All overnight camping in the backcountry requires a backcountry permit. Otherwise, camp and build fires only in designated campground sites.

We suggest that you do not bring pets. They are permitted in the park but only if on a leash or under other physical control. They may not be taken on trails or cross-country hikes. Veterinary services are found nearby. If you want to board your pet during your stay here, check with the nearby chambers of commerce.

Oconaluftee

At the Pioneer Farmstead in Oconaluftee you can get a glimpse of what daily farm life was like in the Smokies. Besides the ongoing kitchen tasks, chores included tending cows and chickens, cutting and stacking hay, building and repairing barns and wagons, and a thousand other things.

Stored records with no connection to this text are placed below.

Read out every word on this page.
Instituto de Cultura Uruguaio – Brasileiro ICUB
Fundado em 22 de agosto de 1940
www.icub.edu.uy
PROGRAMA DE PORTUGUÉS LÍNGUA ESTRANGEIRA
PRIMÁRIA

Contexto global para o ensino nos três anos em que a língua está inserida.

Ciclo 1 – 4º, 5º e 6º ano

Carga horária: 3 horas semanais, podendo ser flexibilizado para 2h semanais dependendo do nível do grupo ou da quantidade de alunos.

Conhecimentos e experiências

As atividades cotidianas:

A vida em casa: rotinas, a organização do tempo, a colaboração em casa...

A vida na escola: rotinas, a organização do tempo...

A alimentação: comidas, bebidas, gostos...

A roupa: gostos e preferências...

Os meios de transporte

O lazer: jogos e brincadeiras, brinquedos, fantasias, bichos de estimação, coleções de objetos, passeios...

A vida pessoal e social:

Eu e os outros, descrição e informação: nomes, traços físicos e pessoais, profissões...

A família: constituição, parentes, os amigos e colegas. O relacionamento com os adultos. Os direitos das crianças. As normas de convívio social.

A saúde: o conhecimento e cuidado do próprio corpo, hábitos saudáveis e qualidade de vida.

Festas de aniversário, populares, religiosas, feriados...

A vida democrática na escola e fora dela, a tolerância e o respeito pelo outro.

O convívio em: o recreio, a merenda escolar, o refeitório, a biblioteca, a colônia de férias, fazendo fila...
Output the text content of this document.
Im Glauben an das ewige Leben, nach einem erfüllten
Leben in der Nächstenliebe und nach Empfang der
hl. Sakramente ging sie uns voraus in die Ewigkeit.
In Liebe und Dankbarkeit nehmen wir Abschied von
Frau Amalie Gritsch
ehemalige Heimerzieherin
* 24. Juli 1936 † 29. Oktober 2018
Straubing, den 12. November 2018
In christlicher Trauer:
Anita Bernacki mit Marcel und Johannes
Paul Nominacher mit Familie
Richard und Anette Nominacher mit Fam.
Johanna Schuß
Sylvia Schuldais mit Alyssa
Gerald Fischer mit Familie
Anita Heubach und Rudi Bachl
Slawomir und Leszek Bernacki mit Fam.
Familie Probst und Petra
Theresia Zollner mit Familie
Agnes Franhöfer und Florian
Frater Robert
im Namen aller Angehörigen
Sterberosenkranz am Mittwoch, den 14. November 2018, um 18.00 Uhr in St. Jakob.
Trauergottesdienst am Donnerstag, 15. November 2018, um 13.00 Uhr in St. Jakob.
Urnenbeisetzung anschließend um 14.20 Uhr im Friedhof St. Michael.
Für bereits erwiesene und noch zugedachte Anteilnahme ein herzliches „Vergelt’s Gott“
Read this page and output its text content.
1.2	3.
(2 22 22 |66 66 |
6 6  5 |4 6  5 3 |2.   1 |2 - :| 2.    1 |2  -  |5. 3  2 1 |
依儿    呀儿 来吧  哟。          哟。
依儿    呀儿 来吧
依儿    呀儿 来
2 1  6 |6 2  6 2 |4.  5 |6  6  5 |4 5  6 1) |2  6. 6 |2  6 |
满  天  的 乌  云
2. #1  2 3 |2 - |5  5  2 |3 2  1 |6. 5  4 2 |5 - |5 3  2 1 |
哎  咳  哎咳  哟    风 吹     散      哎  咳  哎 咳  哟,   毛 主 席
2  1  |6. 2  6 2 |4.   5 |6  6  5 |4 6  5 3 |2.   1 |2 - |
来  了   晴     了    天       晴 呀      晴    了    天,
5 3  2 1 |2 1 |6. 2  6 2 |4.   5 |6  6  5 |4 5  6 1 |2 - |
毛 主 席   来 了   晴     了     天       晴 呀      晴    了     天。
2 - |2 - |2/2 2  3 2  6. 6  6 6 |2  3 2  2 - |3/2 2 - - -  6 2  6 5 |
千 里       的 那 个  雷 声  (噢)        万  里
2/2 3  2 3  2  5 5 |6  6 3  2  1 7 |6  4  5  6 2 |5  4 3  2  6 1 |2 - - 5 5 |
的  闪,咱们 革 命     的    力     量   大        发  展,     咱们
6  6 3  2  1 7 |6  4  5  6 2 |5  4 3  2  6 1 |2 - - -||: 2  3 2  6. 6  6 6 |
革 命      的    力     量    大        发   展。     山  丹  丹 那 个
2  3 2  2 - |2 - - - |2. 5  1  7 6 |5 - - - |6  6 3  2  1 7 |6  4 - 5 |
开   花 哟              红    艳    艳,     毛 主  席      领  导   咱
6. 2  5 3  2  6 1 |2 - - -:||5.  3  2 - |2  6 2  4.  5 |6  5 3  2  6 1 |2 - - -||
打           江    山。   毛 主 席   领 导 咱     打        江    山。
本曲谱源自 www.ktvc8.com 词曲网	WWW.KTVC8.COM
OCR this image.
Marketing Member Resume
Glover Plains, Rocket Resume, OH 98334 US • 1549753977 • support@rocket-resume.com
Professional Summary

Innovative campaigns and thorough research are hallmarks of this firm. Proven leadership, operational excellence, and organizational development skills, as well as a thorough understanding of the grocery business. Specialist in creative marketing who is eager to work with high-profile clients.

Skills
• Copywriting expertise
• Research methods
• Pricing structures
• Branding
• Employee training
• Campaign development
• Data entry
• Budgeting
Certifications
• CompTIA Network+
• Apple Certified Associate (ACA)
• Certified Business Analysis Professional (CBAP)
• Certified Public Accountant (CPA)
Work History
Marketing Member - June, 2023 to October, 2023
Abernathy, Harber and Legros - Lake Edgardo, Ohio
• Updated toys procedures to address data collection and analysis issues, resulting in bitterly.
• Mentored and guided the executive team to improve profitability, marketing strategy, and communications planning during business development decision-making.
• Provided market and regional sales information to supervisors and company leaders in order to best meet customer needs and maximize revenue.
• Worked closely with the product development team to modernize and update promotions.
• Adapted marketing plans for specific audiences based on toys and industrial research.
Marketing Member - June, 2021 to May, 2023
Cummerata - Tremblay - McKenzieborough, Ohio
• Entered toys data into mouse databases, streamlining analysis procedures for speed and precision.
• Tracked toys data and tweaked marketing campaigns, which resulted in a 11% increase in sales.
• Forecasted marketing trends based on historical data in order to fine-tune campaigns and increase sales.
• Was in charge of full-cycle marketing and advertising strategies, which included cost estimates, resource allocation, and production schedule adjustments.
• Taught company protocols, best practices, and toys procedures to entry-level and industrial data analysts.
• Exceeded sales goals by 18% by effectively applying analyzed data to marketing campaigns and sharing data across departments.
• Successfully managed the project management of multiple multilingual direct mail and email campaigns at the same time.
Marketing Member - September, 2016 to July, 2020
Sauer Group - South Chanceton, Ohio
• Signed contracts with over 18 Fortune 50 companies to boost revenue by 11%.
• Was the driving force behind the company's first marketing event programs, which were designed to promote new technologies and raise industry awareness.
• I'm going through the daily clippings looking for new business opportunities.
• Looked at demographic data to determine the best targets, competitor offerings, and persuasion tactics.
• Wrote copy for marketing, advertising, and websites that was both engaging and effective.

Self-sufficiency and individuality were strong traits in the Smokies. Each person had to do a variety of tasks, and each family member had to help or complement the others. Just as Milas Messer (see pages [90-91]) exemplified these traits personally, the Pioneer Farmstead at Oconaluftee on the North Carolina side of the park represents them structurally. Various buildings have been brought here to create a typical Smokies farmstead on the banks of the Oconaluftee River.

In the summer and fall farm animals roam about the farmstead and a man and a woman carry out daily chores to give you an idea of what the pioneers had to do just to exist. At first these Jacks- and Jills-of-all-trades had no stores to go to. They made their own tools, built their own houses and barns and outbuildings, raised their own food, made their own clothes, and doctored themselves, for the most part.

The log house here is a particularly nice one, for John Davis built it with matched walls. He split the logs in half and used the halves on opposite walls. The two stone chimneys are typical of the earliest houses. Davis’ sons, then 8 and 4, collected rocks for the chimneys with oxen and a sled.

Behind the house is an essential building, the meathouse. Here meat, mostly pork, was layered on the shelf at the far end and covered with a thick coating of salt. After the meat had cured, it was hung from poles, which go from end to end, to protect it from rodents. In the early years especially, bear meat and venison hung alongside the pork.

Apples were a big part of the settlers’ diet in a variety of forms: cider, vinegar, brandy, sauces, and pies. And of course they ate them, too, right off the tree. The thick rock walls on the lower floor of the apple house protect the fruit from freezing in winter. The summer apples were kept on the log-wall second floor.